9.0 VARIATION, WAIVER AND REVIEW

(a) Unless otherwise provided for in this Agreement, this Agreement can only be varied if both parties agree to the variation in writing.

(b) A waiver of a provision of this Agreement or a right or remedy arising under this Agreement can only be made in writing that is signed by or on behalf of the party granting the waiver.

10.0 MISCELLANEOUS

(a) Except as otherwise provided in this Agreement, each party shall bear its own expenses of performing its obligations under this Agreement.

(b) The parties may not assign, transfer or novate their rights and obligations under this Agreement without the other party’s prior written consent.

(c) If any provision of this Agreement is held to be invalid or unenforceable in any way the remaining provisions shall not be affected and this Agreement shall be construed so as to most nearly give effect to the intentions of the parties at the time it was executed.

(d) If any statute or regulation relevant to the construction of this Agreement is amended or replaced, this Agreement shall be read as though the amended or new statute or regulation were incorporated in it. If this produces any ambiguity, this Agreement shall be construed so as to most nearly give effect to the intentions of the parties at the time it was executed.

(e) The rights and remedies of a party under this Agreement do not exclude any other right or remedy provided by law.

(f) This Agreement is governed by the law of the State of New South Wales. Each party submits to the non-exclusive jurisdiction of the courts exercising jurisdiction there.

(g) This Agreement may be executed in any number of counterparts. All counterparts together will be taken to constitute one instrument.

(h)Unless otherwise specified, this Agreement contains the entire agreement between the parties with respect to its subject matter. It sets out the only conduct relied on by the parties and supersedes all earlier conduct and prior agreements and understandings between the parties in connection with the subject matter.

11.0 DEFINITIONS

In this document, unless the context otherwise requires:

(a) Confidential Information means:

(i) this Agreement, and(ii) all information provided by a party to the other party in relation to or in connection with this Agreement or received or generated by a party in relation to or in connection with this Agreement, but excluding such information where it comes to the other party other than in connection with this Agreement, unless it came to them because of a breach of this Agreement or another confidentiality obligation or agreement by them or comes to them other than in connection with this Agreement through a third party who is under no obligation of confidentiality (except where this is as a result of a breach of this Agreement or another confidentiality obligation or agreement by the third party).

(b) Delegates means the relevant party’s directors, officers, employees, representatives, subcontractors and persons or entities that act for, or are used by, the party in relation to matters covered by this Agreement, but excluding the other party and its Delegates.

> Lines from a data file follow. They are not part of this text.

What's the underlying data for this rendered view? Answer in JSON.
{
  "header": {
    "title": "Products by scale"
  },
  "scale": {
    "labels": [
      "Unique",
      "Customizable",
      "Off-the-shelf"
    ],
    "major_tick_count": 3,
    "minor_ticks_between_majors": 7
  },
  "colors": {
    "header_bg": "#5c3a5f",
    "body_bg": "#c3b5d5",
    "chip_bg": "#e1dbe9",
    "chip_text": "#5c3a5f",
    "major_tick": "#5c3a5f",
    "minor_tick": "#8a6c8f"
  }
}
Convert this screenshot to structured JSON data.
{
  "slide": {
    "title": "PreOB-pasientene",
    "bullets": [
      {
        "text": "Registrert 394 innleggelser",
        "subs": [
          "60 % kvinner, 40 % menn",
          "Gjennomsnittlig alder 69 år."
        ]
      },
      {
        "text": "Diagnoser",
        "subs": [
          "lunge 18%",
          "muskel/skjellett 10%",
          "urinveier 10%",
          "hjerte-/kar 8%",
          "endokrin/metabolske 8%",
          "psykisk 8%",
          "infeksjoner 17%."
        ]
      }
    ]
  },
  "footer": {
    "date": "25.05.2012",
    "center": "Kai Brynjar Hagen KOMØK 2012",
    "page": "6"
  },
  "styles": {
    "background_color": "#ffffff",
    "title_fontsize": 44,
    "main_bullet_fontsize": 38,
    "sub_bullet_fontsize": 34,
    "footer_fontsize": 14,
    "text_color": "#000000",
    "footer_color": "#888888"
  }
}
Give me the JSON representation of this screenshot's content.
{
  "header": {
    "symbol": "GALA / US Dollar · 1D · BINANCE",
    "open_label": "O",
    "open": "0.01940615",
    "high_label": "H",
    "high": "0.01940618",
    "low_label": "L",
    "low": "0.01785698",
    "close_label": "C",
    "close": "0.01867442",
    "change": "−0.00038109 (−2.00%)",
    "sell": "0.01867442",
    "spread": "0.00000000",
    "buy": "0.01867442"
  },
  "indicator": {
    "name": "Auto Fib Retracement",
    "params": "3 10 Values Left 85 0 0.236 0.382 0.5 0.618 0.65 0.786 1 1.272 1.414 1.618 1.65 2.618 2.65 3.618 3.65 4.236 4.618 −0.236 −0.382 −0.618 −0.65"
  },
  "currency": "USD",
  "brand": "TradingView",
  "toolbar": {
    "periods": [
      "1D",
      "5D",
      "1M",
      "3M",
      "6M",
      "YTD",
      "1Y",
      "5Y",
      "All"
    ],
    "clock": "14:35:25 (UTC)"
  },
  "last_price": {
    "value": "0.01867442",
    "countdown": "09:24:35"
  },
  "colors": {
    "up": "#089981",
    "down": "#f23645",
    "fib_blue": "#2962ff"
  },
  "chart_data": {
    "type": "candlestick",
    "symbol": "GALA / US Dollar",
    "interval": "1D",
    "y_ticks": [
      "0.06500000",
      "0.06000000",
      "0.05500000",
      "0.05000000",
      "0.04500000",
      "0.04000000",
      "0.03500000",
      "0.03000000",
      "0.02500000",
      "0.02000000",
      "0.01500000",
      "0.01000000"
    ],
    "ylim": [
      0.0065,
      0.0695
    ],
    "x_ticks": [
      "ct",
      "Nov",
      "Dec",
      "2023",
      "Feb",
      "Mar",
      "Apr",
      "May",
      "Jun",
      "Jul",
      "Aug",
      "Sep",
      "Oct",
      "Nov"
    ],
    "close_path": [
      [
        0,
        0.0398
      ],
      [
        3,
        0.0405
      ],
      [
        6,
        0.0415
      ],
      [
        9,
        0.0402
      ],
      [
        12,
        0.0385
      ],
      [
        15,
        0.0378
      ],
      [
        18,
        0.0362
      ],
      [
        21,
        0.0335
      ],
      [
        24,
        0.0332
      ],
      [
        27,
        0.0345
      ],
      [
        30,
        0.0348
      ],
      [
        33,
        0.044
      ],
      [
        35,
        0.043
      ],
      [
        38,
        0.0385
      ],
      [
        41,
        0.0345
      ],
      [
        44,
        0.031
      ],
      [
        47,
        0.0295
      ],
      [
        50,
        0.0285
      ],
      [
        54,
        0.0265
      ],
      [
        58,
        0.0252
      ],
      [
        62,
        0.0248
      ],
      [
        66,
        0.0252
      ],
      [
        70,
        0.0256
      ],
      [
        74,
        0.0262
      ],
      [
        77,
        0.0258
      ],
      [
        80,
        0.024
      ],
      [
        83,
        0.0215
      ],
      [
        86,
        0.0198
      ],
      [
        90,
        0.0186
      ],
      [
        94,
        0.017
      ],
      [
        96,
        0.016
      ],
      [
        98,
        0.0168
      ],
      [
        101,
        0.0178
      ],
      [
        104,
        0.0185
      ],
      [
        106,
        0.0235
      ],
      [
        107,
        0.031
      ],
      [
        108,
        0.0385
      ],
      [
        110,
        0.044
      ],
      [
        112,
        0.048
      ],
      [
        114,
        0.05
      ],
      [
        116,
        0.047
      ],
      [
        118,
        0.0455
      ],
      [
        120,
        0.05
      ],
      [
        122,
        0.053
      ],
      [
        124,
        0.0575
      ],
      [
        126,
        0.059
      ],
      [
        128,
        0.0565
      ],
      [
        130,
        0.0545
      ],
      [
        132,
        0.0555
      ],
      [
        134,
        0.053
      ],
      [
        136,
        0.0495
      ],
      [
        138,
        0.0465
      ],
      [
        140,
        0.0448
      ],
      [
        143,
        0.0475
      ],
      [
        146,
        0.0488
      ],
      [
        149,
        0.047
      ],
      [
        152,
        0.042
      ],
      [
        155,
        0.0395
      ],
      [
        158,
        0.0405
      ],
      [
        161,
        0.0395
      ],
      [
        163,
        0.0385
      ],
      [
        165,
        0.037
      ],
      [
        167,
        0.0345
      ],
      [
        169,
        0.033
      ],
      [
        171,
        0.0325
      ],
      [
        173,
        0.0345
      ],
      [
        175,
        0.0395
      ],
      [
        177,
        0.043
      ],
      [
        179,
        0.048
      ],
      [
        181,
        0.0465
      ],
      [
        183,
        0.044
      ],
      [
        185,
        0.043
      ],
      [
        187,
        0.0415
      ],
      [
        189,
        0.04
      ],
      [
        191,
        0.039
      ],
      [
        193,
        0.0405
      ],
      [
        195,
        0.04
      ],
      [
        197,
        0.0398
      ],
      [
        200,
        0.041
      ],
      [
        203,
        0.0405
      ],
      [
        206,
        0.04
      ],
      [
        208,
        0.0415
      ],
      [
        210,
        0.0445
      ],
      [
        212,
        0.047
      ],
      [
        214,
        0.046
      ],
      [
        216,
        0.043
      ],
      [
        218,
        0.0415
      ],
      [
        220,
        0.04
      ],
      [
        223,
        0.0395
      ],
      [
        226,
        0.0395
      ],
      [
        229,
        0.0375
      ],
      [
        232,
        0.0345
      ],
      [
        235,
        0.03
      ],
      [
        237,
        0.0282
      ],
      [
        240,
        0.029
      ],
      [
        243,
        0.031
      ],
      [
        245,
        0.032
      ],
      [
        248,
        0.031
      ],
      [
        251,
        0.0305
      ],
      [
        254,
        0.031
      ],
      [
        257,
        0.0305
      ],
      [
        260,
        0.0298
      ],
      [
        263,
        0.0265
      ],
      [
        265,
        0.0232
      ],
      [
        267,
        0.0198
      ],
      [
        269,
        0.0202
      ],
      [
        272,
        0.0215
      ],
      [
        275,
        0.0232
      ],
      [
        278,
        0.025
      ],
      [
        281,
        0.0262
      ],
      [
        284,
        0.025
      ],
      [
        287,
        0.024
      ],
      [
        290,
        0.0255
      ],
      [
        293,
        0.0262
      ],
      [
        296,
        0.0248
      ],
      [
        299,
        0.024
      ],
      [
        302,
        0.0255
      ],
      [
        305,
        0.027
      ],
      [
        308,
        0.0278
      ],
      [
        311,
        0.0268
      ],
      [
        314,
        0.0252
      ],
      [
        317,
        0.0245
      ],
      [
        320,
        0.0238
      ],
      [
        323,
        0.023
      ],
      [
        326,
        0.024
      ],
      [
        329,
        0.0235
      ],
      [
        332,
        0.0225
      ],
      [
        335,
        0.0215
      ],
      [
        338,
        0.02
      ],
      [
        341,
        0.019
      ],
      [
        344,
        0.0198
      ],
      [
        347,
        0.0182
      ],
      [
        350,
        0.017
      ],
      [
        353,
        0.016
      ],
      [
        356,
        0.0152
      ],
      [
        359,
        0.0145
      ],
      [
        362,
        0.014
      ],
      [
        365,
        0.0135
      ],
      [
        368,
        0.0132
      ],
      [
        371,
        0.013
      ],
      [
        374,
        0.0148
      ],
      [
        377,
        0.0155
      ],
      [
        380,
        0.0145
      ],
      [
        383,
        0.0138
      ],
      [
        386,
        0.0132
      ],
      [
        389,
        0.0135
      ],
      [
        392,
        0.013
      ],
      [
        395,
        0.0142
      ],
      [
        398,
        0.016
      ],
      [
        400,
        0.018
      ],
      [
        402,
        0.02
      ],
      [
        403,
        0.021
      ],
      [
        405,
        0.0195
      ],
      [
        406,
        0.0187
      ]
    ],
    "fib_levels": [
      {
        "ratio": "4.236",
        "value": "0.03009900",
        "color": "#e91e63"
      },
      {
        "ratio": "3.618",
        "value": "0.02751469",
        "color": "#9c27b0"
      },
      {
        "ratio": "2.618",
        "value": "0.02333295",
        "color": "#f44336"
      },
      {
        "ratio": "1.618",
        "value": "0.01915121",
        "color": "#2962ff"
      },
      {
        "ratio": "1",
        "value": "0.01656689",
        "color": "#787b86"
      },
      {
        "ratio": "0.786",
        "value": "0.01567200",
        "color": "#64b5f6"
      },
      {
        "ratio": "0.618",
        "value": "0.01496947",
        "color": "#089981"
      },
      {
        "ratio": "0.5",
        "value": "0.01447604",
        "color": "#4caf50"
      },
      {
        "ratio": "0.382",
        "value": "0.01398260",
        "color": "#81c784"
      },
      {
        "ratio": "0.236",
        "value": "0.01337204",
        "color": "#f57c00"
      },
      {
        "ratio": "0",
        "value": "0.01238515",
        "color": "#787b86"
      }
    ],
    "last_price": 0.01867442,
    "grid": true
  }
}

(c) Implementing Partner means an international aid and development entity or organisation which Open Heart International engages with to implement a development program or project.

(d) Intellectual Property means, in relation to a party, that party’s intellectual property and proprietary rights (whether registered or unregistered) including Trade Marks, business, company and domain names, analysis, business methods, trade secrets, data, compilations, operations and affairs, management systems, systems used in the generation of business regardless of format and includes all modifications, permutations or derivations of same in any format.

(e) Loss means any loss, claim, action, liability, damage, cost, charge, expense, outgoing, payment, dilution in value or deficiency of any kind or charter which a party pays, suffers or incurs or is liable for including, but not limited to:

(i)interest and other amounts payable to third parties;(ii) reasonable legal costs and expenses (on a full indemnity basis) incurred in connection with investigating or defending any claim, action or regulatory complaint; and

(iii) all amounts paid or payable in settlement of any claim or action.